TONY Blair is right. There is a growing gap between the criminal justice system and what the public expects from it.

He is also right that politicians and the legal establishment are "in denial" about the need for meaningful action to close that gap.

It sounds like a speech being made by a Prime Minister at the start of his time in Downing Street and, if it was, it would be easier to accept.

But it is a speech being made by a Prime Minister who has had a decade in power and, therefore, has to accept his share of the criticism.

He is, after all, the Prime Minister who famously pledged to be tough on crime and the causes of crime and it is a mantra which has been repeated over and over again.

The Northern Echo has for years argued that there is an imbalance between the rights of criminals and the rights of victims of crime. And, in yesterday's speech in Bristol, Mr Blair accepted that the imbalance is unacceptable.

Far too often, law-abiding people are left trying to work out why the criminal justice system lets them down because sentences don't fit the crime.

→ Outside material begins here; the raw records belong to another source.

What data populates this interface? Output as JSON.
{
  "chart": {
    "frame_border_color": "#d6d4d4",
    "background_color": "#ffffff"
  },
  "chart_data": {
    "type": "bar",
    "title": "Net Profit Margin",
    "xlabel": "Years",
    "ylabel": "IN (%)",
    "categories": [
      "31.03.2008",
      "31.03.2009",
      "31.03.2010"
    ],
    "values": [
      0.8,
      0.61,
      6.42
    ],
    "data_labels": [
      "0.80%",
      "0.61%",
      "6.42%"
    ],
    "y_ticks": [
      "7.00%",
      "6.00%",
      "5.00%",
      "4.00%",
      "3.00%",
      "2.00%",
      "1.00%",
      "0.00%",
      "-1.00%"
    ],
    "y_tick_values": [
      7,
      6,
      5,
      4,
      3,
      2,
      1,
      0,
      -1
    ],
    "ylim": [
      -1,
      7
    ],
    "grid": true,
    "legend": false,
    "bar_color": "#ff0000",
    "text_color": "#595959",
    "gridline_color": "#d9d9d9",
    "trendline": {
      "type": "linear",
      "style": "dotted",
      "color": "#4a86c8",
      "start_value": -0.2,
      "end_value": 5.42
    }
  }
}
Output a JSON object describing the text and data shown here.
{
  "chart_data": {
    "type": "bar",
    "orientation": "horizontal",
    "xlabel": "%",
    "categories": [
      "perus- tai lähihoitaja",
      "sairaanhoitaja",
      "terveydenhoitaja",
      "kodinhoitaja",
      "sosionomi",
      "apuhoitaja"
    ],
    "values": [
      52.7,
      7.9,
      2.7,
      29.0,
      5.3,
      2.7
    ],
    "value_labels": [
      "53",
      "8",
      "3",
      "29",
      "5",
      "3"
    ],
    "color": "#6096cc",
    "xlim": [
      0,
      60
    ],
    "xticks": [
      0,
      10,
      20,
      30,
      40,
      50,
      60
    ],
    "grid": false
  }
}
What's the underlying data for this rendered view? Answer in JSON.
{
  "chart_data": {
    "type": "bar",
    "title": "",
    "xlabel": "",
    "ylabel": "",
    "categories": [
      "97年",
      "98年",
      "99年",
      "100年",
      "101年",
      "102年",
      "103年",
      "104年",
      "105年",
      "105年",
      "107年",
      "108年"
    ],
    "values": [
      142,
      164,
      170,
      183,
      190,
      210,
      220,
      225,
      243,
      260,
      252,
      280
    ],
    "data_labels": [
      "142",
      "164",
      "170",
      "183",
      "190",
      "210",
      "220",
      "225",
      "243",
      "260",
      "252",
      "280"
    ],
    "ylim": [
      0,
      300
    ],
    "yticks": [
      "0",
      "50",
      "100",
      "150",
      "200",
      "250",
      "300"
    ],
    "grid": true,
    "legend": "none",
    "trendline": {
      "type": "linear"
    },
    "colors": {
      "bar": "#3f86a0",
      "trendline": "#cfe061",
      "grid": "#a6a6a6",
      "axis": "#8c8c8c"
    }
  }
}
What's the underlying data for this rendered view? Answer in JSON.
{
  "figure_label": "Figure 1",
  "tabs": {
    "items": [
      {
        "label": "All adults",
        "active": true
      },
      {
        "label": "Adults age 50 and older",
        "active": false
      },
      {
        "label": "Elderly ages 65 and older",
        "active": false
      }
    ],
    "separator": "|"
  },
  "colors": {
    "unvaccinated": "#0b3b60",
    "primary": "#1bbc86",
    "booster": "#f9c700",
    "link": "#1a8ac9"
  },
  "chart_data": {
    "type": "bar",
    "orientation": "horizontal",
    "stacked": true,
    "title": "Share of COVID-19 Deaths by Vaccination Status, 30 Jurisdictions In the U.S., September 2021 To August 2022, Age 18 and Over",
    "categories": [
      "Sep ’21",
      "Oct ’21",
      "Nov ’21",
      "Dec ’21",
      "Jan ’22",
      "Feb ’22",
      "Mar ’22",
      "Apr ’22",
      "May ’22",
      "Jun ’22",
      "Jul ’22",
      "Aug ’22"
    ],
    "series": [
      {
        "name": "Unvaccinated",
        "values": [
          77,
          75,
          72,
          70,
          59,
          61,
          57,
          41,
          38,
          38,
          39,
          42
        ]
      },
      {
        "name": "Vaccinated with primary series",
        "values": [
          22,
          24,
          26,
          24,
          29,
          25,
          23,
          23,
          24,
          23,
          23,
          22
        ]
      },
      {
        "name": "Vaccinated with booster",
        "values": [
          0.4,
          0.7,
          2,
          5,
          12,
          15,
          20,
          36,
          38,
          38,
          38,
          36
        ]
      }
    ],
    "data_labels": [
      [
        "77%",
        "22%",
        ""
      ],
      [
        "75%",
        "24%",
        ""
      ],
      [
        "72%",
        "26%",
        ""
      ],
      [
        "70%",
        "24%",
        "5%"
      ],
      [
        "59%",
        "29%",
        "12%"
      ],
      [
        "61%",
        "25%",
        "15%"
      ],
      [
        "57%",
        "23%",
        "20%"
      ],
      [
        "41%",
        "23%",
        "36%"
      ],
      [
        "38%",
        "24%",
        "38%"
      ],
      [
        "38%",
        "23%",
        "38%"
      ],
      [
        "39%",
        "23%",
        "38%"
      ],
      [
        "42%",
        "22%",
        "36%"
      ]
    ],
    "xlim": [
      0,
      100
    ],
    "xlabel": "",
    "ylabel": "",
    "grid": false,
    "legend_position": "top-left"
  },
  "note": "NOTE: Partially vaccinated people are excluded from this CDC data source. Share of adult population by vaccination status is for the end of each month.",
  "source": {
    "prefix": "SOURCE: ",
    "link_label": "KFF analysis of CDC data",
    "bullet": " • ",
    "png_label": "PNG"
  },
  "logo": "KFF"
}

The common perception is that it is too easy for the minority of law-breakers to get away with it while the majority live by the rules of society.

Mr Blair is right again when he says that there has been a lack of a proper, considered debate about liberty and human rights. It is a debate which could and should have been held a decade ago.

But there must be much more than mere talk if the gap between the criminal justice system and public expectation is to be closed.